Aurora looks to future of libraries
Five words will be particularly significant in the library of the future, an assistant professor in the School of Library and Information Science told roughly 70 community and Aurora Public Library leaders.
Michael Stephens of San Jose State University told officials those words are community, creativity, collaboration, curiosity and connectivity.
Stephens spoke Dec. 7 in a library-sponsored presentation at the Hampton Inn and Suites on Aurora's far west side to a group that included Mayor Tom Weisner; aldermen Abby Schuler, Lynda Elmore and Rick Mervine; representatives from city government, school districts, the library's Citizens Advisory Group; and library representatives including Director Eva Luckinbill and board President Jeffry Butler.

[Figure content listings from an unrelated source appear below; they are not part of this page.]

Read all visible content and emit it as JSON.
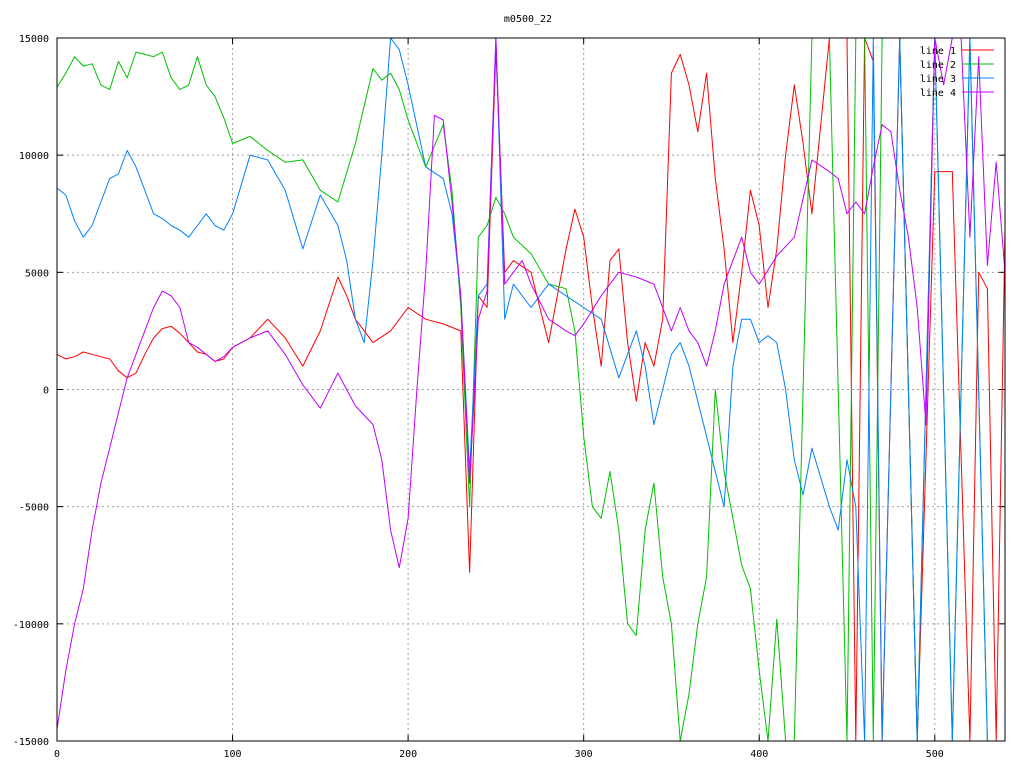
{
  "colors": {
    "background": "#ffffff",
    "axis": "#000000",
    "grid": "#a0a0a0"
  },
  "chart_data": {
    "type": "line",
    "title": "m0500_22",
    "xlabel": "",
    "ylabel": "",
    "xlim": [
      0,
      540
    ],
    "ylim": [
      -15000,
      15000
    ],
    "x_ticks": [
      0,
      100,
      200,
      300,
      400,
      500
    ],
    "y_ticks": [
      -15000,
      -10000,
      -5000,
      0,
      5000,
      10000,
      15000
    ],
    "grid": true,
    "legend_position": "top-right",
    "series": [
      {
        "name": "line 1",
        "color": "#ff0000",
        "x": [
          0,
          5,
          10,
          15,
          20,
          25,
          30,
          35,
          40,
          45,
          50,
          55,
          60,
          65,
          70,
          75,
          80,
          85,
          90,
          95,
          100,
          110,
          120,
          130,
          140,
          150,
          160,
          165,
          170,
          180,
          190,
          200,
          210,
          220,
          230,
          235,
          240,
          245,
          250,
          255,
          260,
          270,
          280,
          290,
          295,
          300,
          305,
          310,
          315,
          320,
          325,
          330,
          335,
          340,
          345,
          350,
          355,
          360,
          365,
          370,
          375,
          380,
          385,
          390,
          395,
          400,
          405,
          410,
          415,
          420,
          425,
          430,
          440,
          445,
          450,
          455,
          460,
          465,
          470,
          480,
          490,
          500,
          510,
          520,
          525,
          530,
          535,
          540
        ],
        "values": [
          1500,
          1300,
          1400,
          1600,
          1500,
          1400,
          1300,
          800,
          500,
          700,
          1500,
          2200,
          2600,
          2700,
          2400,
          2000,
          1600,
          1500,
          1200,
          1300,
          1800,
          2200,
          3000,
          2200,
          1000,
          2500,
          4800,
          4000,
          3000,
          2000,
          2500,
          3500,
          3000,
          2800,
          2500,
          -7800,
          4000,
          3500,
          14500,
          5000,
          5500,
          5000,
          2000,
          6000,
          7700,
          6500,
          3500,
          1000,
          5500,
          6000,
          2000,
          -500,
          2000,
          1000,
          3000,
          13500,
          14300,
          13000,
          11000,
          13500,
          9000,
          6000,
          2000,
          5000,
          8500,
          7000,
          3500,
          6000,
          10000,
          13000,
          10500,
          7500,
          15000,
          15000,
          15000,
          -15000,
          15000,
          14000,
          -15000,
          15000,
          -15000,
          9300,
          9300,
          -15000,
          5000,
          4300,
          -15000,
          6800
        ]
      },
      {
        "name": "line 2",
        "color": "#00c000",
        "x": [
          0,
          5,
          10,
          15,
          20,
          25,
          30,
          35,
          40,
          45,
          50,
          55,
          60,
          65,
          70,
          75,
          80,
          85,
          90,
          95,
          100,
          110,
          120,
          130,
          140,
          150,
          160,
          170,
          180,
          185,
          190,
          195,
          200,
          210,
          220,
          225,
          230,
          235,
          240,
          245,
          250,
          255,
          260,
          270,
          280,
          290,
          295,
          300,
          305,
          310,
          315,
          320,
          325,
          330,
          335,
          340,
          345,
          350,
          355,
          360,
          365,
          370,
          375,
          380,
          385,
          390,
          395,
          400,
          405,
          410,
          415,
          420,
          430,
          440,
          450,
          455,
          460,
          465,
          470,
          480,
          490,
          500,
          510,
          520,
          530,
          540
        ],
        "values": [
          12900,
          13500,
          14200,
          13800,
          13900,
          13000,
          12800,
          14000,
          13300,
          14400,
          14300,
          14200,
          14400,
          13300,
          12800,
          13000,
          14200,
          13000,
          12500,
          11600,
          10500,
          10800,
          10200,
          9700,
          9800,
          8500,
          8000,
          10500,
          13700,
          13200,
          13500,
          12800,
          11500,
          9500,
          11300,
          8500,
          3500,
          -5000,
          6500,
          7000,
          8200,
          7500,
          6500,
          5800,
          4500,
          4300,
          2500,
          -2000,
          -5000,
          -5500,
          -3500,
          -6000,
          -10000,
          -10500,
          -6000,
          -4000,
          -8000,
          -10000,
          -15000,
          -13000,
          -10000,
          -8000,
          0,
          -3500,
          -5500,
          -7500,
          -8500,
          -12000,
          -15000,
          -9800,
          -15000,
          -15000,
          15000,
          15000,
          -15000,
          15000,
          15000,
          -15000,
          15000,
          15000,
          -15000,
          15000,
          -15000,
          15000,
          -15000,
          -15000
        ]
      },
      {
        "name": "line 3",
        "color": "#0080ff",
        "x": [
          0,
          5,
          10,
          15,
          20,
          25,
          30,
          35,
          40,
          45,
          50,
          55,
          60,
          65,
          70,
          75,
          80,
          85,
          90,
          95,
          100,
          110,
          120,
          130,
          140,
          150,
          160,
          165,
          170,
          175,
          180,
          185,
          190,
          195,
          200,
          210,
          220,
          225,
          230,
          235,
          240,
          245,
          250,
          255,
          260,
          270,
          280,
          290,
          300,
          310,
          320,
          325,
          330,
          335,
          340,
          345,
          350,
          355,
          360,
          365,
          370,
          375,
          380,
          385,
          390,
          395,
          400,
          405,
          410,
          415,
          420,
          425,
          430,
          440,
          445,
          450,
          455,
          460,
          465,
          470,
          480,
          490,
          500,
          510,
          520,
          530,
          540
        ],
        "values": [
          8600,
          8300,
          7200,
          6500,
          7000,
          8000,
          9000,
          9200,
          10200,
          9500,
          8500,
          7500,
          7300,
          7000,
          6800,
          6500,
          7000,
          7500,
          7000,
          6800,
          7500,
          10000,
          9800,
          8500,
          6000,
          8300,
          7000,
          5500,
          3000,
          2000,
          5500,
          10000,
          15000,
          14500,
          13000,
          9500,
          9000,
          7500,
          4000,
          -3500,
          4000,
          4500,
          15000,
          3000,
          4500,
          3500,
          4500,
          4000,
          3500,
          3000,
          500,
          1500,
          2500,
          1000,
          -1500,
          0,
          1500,
          2000,
          1000,
          -500,
          -2000,
          -3500,
          -5000,
          1000,
          3000,
          3000,
          2000,
          2300,
          2000,
          0,
          -3000,
          -4500,
          -2500,
          -5000,
          -6000,
          -3000,
          -5000,
          -15000,
          15000,
          -15000,
          15000,
          -15000,
          15000,
          -15000,
          15000,
          -15000,
          -15000
        ]
      },
      {
        "name": "line 4",
        "color": "#c000ff",
        "x": [
          0,
          5,
          10,
          15,
          20,
          25,
          30,
          35,
          40,
          45,
          50,
          55,
          60,
          65,
          70,
          75,
          80,
          85,
          90,
          95,
          100,
          110,
          120,
          130,
          140,
          150,
          160,
          170,
          180,
          185,
          190,
          195,
          200,
          205,
          210,
          215,
          220,
          225,
          230,
          235,
          240,
          245,
          250,
          255,
          260,
          265,
          270,
          280,
          290,
          295,
          300,
          310,
          320,
          330,
          340,
          350,
          355,
          360,
          365,
          370,
          375,
          380,
          385,
          390,
          395,
          400,
          410,
          420,
          430,
          440,
          445,
          450,
          455,
          460,
          465,
          470,
          475,
          480,
          485,
          490,
          495,
          500,
          505,
          510,
          515,
          520,
          525,
          530,
          535,
          540
        ],
        "values": [
          -14500,
          -12000,
          -10000,
          -8500,
          -6000,
          -4000,
          -2500,
          -1000,
          500,
          1500,
          2500,
          3500,
          4200,
          4000,
          3500,
          2000,
          1800,
          1500,
          1200,
          1400,
          1800,
          2200,
          2500,
          1500,
          200,
          -800,
          700,
          -700,
          -1500,
          -3000,
          -6000,
          -7600,
          -5500,
          0,
          5000,
          11700,
          11500,
          8000,
          4000,
          -4000,
          3000,
          4200,
          15000,
          4500,
          5000,
          5500,
          4500,
          3000,
          2500,
          2300,
          2800,
          4000,
          5000,
          4800,
          4500,
          2500,
          3500,
          2500,
          2000,
          1000,
          2500,
          4500,
          5500,
          6500,
          5000,
          4500,
          5700,
          6500,
          9800,
          9300,
          9000,
          7500,
          8000,
          7500,
          9500,
          11300,
          11000,
          8500,
          6500,
          3500,
          -1500,
          15000,
          13000,
          15000,
          15000,
          6500,
          14200,
          5300,
          9700,
          5000
        ]
      }
    ]
  }
}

After Stephens' presentation, attendees participated in round-table discussions that sparked feedback about the technological needs of a new Aurora Public Library.
Land for a new main library has been purchased at the corner of River and Benton streets in downtown and the library board is embarking on the design phase of a larger, state-of-the-art building.
Stephens' research focuses on the use of emerging technologies in libraries. He writes a monthly column in Library Journal that explores issues, ideas, and emerging trends in library and information science education. Stephens has spoken about emerging technologies, innovation, and libraries to audiences in more than 26 states and in five countries.
Stephens said he was well aware there are those who feel that because of the Internet, libraries have served their purpose and no longer are needed.
But he noted that in its early days, the telephone "freaked people out" because they feared face-to-face interaction would cease. But the telephone was just like other new gadgets and devices that have surfaced through the years, he said: "People get used to them."
Stephens addressed the challenge of how one "designs a library when print books are no longer its core business."
He answered the challenge with an observation: "The core values of librarianship have stayed the same, but the tools are constantly changing."
"In public libraries, I don't think books will go away for a long, long time, although academic libraries are getting rid of them now," he said.
He sees libraries continuing on as places for literacy and learning; "connected learning spaces, if you will," he said.
He also sees librarians continuing in the role of helping people find and take care of data, except they may soon be in the business of the curating and stewardship of geospatial information.
Stephens also envisions the library as being the go-to place for the public to learn about existing and emerging technologies. He envisions "genius bars" where people can bring their electronic gadgets and learn to use them.
Like other libraries around the world, Aurora Public Library locations help people transfer e-books onto their devices every day.
He also touted the importance of libraries' teen spaces, saying that "what starts there will be everywhere."
Audience members who participated in the roundtables listed a number of things they would like to see in the new Aurora Public Library. Among them were:
• an imagination/creative lab;
• genius bar;
• programs that reach out to all age groups;
• interconnection with school and university libraries;
• movable walls;
• physical data storage;
• soundproof performance room;
• community garden;
• roaming librarians (in the library and throughout the community);
• and SMART Boards all over.
One group said its members' goal for a future Aurora Public Library is that it be the "guardian of the community memory."